Under the shadow of her arm, she opened her eyes and came properly awake. She didn’t move for some time, because her arms and legs were so sore, and every part of her body felt limp with weariness; but still she was awake, and she felt the little breeze and the sun’s warmth, and she heard the little insect scrapings and the bell song of that bird high above. It was all good. She had forgotten how good the world was.
Presently she rolled over and saw Will, still fast asleep. His hand had bled a lot, his shirt was ripped and filthy, his hair was stiff with dust and sweat. She looked at him for a long time, at the little pulse in his throat, at his chest rising and falling slowly, at the delicate shadows his eyelashes made when the sun finally reached them.

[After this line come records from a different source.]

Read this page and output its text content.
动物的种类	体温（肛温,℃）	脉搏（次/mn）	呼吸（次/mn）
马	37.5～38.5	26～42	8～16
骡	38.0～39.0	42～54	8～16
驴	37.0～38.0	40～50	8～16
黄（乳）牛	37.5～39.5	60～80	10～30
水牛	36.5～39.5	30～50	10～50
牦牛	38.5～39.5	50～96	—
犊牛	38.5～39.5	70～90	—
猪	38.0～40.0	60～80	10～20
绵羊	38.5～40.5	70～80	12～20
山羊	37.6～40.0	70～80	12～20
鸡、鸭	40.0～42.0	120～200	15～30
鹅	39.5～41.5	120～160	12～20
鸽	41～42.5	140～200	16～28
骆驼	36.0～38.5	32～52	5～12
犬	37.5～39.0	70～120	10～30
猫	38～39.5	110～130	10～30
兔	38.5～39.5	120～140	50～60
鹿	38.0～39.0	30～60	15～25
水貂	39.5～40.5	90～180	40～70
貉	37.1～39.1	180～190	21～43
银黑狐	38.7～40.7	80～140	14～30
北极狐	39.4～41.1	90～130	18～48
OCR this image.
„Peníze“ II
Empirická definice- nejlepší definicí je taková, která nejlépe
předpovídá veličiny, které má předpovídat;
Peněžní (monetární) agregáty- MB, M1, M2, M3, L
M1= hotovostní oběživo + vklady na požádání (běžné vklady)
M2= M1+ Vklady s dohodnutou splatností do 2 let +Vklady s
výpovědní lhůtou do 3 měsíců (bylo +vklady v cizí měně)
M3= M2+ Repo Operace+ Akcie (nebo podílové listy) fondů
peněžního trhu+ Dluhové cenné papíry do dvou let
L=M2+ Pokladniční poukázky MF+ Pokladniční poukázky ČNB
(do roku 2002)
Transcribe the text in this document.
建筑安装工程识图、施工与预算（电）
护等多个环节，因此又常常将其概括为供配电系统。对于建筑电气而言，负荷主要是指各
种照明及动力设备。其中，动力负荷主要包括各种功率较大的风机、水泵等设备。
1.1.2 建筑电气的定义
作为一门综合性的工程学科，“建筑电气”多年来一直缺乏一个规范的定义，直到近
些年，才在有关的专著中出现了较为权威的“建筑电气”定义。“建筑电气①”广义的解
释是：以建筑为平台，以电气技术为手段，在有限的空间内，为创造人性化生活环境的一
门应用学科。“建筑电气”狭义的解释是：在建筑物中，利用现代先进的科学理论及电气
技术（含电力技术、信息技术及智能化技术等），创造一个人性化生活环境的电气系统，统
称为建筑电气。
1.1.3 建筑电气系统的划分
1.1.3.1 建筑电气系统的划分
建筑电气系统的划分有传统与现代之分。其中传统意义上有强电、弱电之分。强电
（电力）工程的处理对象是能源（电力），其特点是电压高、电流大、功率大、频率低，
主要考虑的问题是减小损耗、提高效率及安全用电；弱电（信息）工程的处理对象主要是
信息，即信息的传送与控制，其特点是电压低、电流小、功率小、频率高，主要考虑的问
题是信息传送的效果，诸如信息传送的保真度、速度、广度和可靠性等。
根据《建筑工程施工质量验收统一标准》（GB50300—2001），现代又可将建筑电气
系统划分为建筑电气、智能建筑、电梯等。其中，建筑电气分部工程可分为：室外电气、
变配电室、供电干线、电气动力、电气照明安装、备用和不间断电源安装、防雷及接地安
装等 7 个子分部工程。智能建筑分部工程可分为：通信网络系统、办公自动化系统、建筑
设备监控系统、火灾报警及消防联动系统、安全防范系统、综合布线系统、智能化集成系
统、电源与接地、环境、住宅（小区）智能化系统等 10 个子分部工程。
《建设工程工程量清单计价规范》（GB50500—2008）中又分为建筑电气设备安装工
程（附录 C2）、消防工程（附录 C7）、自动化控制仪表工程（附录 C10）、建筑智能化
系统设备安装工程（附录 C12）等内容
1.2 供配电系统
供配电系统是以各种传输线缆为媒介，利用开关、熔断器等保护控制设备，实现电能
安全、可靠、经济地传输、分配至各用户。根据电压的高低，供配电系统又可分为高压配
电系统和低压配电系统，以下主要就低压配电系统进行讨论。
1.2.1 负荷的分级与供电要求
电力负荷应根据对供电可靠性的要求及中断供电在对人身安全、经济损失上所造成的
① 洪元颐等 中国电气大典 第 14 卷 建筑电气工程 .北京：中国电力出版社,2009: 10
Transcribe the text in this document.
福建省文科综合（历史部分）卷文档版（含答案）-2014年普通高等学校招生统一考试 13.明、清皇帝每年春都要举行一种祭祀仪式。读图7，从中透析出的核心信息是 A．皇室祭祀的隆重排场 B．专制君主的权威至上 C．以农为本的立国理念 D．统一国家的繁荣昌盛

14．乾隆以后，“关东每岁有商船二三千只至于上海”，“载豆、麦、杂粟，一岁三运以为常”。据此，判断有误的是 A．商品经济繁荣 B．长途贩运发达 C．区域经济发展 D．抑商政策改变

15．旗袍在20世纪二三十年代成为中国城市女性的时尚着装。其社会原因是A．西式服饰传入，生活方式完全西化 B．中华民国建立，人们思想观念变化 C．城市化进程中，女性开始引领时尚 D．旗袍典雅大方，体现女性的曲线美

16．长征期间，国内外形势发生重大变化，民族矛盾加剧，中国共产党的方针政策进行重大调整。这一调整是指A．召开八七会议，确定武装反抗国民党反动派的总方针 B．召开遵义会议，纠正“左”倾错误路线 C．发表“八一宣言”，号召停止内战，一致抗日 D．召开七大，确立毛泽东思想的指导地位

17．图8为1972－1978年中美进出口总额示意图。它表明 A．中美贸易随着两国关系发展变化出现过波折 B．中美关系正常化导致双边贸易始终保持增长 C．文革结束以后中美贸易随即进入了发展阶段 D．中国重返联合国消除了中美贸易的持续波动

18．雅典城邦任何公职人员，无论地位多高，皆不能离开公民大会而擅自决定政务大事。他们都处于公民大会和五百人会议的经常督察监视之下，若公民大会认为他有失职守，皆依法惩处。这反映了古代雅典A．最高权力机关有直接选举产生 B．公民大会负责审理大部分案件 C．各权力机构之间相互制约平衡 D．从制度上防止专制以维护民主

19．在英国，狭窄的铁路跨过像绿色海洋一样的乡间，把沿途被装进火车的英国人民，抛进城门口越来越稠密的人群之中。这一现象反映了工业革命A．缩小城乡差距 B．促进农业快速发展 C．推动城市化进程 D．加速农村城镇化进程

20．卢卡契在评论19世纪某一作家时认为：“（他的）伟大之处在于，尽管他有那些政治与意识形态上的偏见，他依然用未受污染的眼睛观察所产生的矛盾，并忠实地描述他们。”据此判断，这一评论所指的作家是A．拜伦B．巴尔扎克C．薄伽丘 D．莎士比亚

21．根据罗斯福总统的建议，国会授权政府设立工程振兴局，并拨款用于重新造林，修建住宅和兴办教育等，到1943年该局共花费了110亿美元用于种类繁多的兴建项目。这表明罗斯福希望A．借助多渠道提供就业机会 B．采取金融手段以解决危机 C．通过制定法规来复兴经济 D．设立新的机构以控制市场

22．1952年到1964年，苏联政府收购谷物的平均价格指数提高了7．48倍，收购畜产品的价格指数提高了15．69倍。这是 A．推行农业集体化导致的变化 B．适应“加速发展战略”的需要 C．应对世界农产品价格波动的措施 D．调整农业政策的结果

He murmured something and stirred. Not wanting to be caught looking at him, she looked the other way at the little grave they’d dug the night before, just a couple of hand spans wide, where the bodies of the Chevalier Tialys and the Lady Salmakia now lay at rest. There was a flat stone nearby; she got up and prized it loose from the soil, and set it upright at the head of the grave, and then sat up and shaded her eyes to gaze across the plain.
It seemed to stretch forever and ever. It was nowhere entirely flat; gentle undulations and little ridges and gullies varied the surface wherever she looked, and here and there she saw a stand of trees so tall they seemed to be constructed rather than grown. Their straight trunks and dark green canopy seemed to defy distance, being so clearly visible at what must have been many miles away.
Closer, though—in fact, at the foot of the bluff, not more than a hundred yards away—there was a little pond fed by a spring coming out of the rock, and Lyra realized how thirsty she was.
She got up on shaky legs and walked slowly down toward it. The spring gurgled and trickled through mossy rocks, and she dipped her hands in it again and again, washing them clear of the mud and grime before lifting the water to her mouth. It was teeth-achingly cold, and she swallowed it with delight.
The pond was fringed with reeds, where a frog was croaking. It was shallow and warmer than the spring, as she discovered when she took off her shoes and waded into it. She stood for a long time with the sun on her head and her body, relishing the cool mud under her feet and the cold flow of springwater around her calves.
She bent down to dip her face under the water and wet her hair thoroughly, letting it trail out and flicking it back again, stirring it with her fingers to lift all the dust and grime out.
When she felt a little cleaner and her thirst was satisfied, she looked up the slope again, to see that Will was awake. He was sitting with his knees drawn up and his arms across them, looking out across the plain as she’d done, and marveling at the extent of it. And at the light, and at the warmth, and at the quiet.
She climbed slowly back to join him and found him cutting the names of the Gallivespians on the little headstone, and setting it more firmly in the soil.